I kind of mentioned this in the Hellbilly Deluxe scarezone thread, but it really feels like there's a tension this year between the old HHN and the new. Or maybe that that tension's been there for a while, but it's kind of coming to a head. And bear in mind I'm not really advocating for either/or! It's just something I've observed that's happening.
Like, old school HHN had a grime and sleaze about it. It was more squarely aimed at 20-somethings who would never go to MNSSHP: It emphasized sexy half-naked dancing of both sexes at Bill and Ted's, and it sloshed booze around left and right via jell-o shot nurses and full bars spread throughout the park, it embraced blaring heavy metal and later offputting dubstep, it had haunts full of dead bodies and squirty gore, it licensed z-grade slasher films full of torture scenes to line its houses. Heck, as recently as last year they had Chucky out making fun of guests via an insult comic.
But as time's gone on it feels like HHN has moved away from that. Again, this isn't a judgement call (I'm sure people will argue for the old or new ways just as fervently) but more just an observation. Increasingly it seems that HHN has aimed at a sort of PG-13 family friendly approach to horror. It's cleaner, with bigger and more accessible IPs and less exploitation-y baggage. It's less "sexy dancers and heavy metal" than "saleable monster iconography and electronica." Less "mosh pit" and more "Halloween party." Jell-o shot nurses got replaced with popcorn nurses, then disappeared altogether. Sexy dancing in Bill & Ted gave way to AOV (which is also amazingly awesome, but again, different). Blood-soaked slogans like "True Fear Comes from Within" and "All Jack'd Up" gave way to clean retro-styled slogans like "Maximum Screamage."
And again, there's pros and cons to this! A more family friendly, accessible event is *not* automatically a bad thing! Getting kids hooked on horror is good, having the event be a big success so they can dump more money into production values is good, casting a wider net so we get food options and specialty beverages and merch is all good! Making the event a big tent event is not automatically bad! But it is a _different_ thing than longtime fans are probably expecting because a big tent means shaving off a lot of the offputting b-horror edges some fans expect. And this year you can feel that divide *really* sharply, with various IP houses (namely Stranger Things, Ghostbusters, and Killer Klowns) getting the primary marketing and merch push and having a very different tone than the grimier bits of the event. You can see it in people complaining that Stranger Things or Ghostbusters are too not-scary, while other people insist a certain scene in Depths of Fear goes too far. Hellbilly Deluxe and HOTC start to stick out really awkwardly when other IP holders refuse to be associated with them. There is, in short, a friction between the new style and old style of stuff this year, and it's super apparent.
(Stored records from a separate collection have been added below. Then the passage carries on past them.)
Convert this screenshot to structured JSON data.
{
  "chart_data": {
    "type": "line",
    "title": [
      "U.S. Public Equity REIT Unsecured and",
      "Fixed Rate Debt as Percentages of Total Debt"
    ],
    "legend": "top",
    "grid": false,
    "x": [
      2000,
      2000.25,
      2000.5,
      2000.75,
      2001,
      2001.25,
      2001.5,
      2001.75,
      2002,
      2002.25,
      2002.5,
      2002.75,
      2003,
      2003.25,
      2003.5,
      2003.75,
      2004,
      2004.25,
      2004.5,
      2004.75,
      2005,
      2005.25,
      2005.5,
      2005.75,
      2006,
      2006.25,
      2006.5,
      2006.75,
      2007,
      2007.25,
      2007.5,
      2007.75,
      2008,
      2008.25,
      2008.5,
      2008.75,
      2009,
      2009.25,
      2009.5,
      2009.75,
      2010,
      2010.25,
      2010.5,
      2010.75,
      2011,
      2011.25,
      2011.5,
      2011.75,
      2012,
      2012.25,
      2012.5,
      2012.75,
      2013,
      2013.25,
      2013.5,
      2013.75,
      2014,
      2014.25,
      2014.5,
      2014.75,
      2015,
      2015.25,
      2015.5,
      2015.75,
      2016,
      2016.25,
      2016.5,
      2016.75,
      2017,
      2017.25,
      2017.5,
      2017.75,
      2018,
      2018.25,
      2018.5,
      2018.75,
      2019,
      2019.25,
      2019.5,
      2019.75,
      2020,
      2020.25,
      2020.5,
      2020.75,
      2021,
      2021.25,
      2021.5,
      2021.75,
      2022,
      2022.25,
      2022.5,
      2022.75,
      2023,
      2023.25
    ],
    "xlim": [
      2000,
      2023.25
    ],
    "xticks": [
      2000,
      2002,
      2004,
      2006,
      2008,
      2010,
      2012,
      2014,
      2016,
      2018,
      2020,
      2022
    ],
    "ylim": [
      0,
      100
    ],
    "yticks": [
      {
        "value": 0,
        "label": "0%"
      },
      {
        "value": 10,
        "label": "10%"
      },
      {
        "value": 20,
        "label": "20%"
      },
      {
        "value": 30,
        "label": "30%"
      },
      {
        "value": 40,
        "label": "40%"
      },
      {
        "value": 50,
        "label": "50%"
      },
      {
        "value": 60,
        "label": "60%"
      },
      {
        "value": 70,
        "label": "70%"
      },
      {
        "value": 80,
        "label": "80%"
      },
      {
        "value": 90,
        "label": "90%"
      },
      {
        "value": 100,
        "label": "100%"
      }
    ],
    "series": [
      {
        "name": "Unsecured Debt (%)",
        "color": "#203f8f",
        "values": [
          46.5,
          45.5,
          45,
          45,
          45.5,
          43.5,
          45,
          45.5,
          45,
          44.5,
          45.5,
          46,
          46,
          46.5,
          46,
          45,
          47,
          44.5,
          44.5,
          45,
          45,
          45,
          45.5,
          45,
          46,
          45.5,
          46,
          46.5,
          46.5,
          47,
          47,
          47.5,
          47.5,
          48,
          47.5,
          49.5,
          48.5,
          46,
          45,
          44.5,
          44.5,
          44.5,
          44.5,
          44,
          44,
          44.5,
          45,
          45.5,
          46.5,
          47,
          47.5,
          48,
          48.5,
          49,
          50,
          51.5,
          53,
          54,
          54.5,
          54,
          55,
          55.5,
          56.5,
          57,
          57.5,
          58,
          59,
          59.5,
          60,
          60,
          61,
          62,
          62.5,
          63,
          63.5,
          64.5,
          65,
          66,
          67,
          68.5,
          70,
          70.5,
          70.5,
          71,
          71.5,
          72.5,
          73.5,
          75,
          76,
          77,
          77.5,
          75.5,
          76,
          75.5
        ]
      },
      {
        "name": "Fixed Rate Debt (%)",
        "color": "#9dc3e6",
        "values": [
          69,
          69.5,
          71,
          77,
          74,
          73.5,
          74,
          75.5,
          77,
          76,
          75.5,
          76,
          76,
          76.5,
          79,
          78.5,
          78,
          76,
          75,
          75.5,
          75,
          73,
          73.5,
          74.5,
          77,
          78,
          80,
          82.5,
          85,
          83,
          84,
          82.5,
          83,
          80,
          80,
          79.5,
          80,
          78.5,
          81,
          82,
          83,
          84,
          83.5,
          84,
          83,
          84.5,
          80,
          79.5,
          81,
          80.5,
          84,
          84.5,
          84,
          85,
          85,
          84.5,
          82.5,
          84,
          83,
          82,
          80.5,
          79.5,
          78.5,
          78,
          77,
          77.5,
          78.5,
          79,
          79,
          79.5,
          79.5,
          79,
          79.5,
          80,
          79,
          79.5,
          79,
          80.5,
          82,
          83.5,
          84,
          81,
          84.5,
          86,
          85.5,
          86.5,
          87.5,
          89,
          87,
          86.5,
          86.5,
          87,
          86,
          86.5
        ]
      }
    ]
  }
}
What I'm interested in, more than anything, is how Universal decides to solve this identity crisis - is HHN going to be the PG-13 Halloween party it's slowly becoming, or are they going to run out of accessible IPs to grab a big tent audience with and retreat to a more exploitation/grindhouse/horror focused patronage over time? Are they embracing a moment of cultural tension where horror has entered the pop culture lexicon (however temporarily) or is this a fundamentally new direction for the event?
Regardless, I don't think it's a "scary/not scary" divide. Both Stranger Things and Ghostbusters as houses have plenty of jumps. The question is really the tone of the house and the content surrounding the jumps - is it enough for a house to be scary by having a Ghostbuster jump out and say a line from a movie, or do you need a dark room coated in gore and blood that has a monster come out and scream to make that same jump "scary?"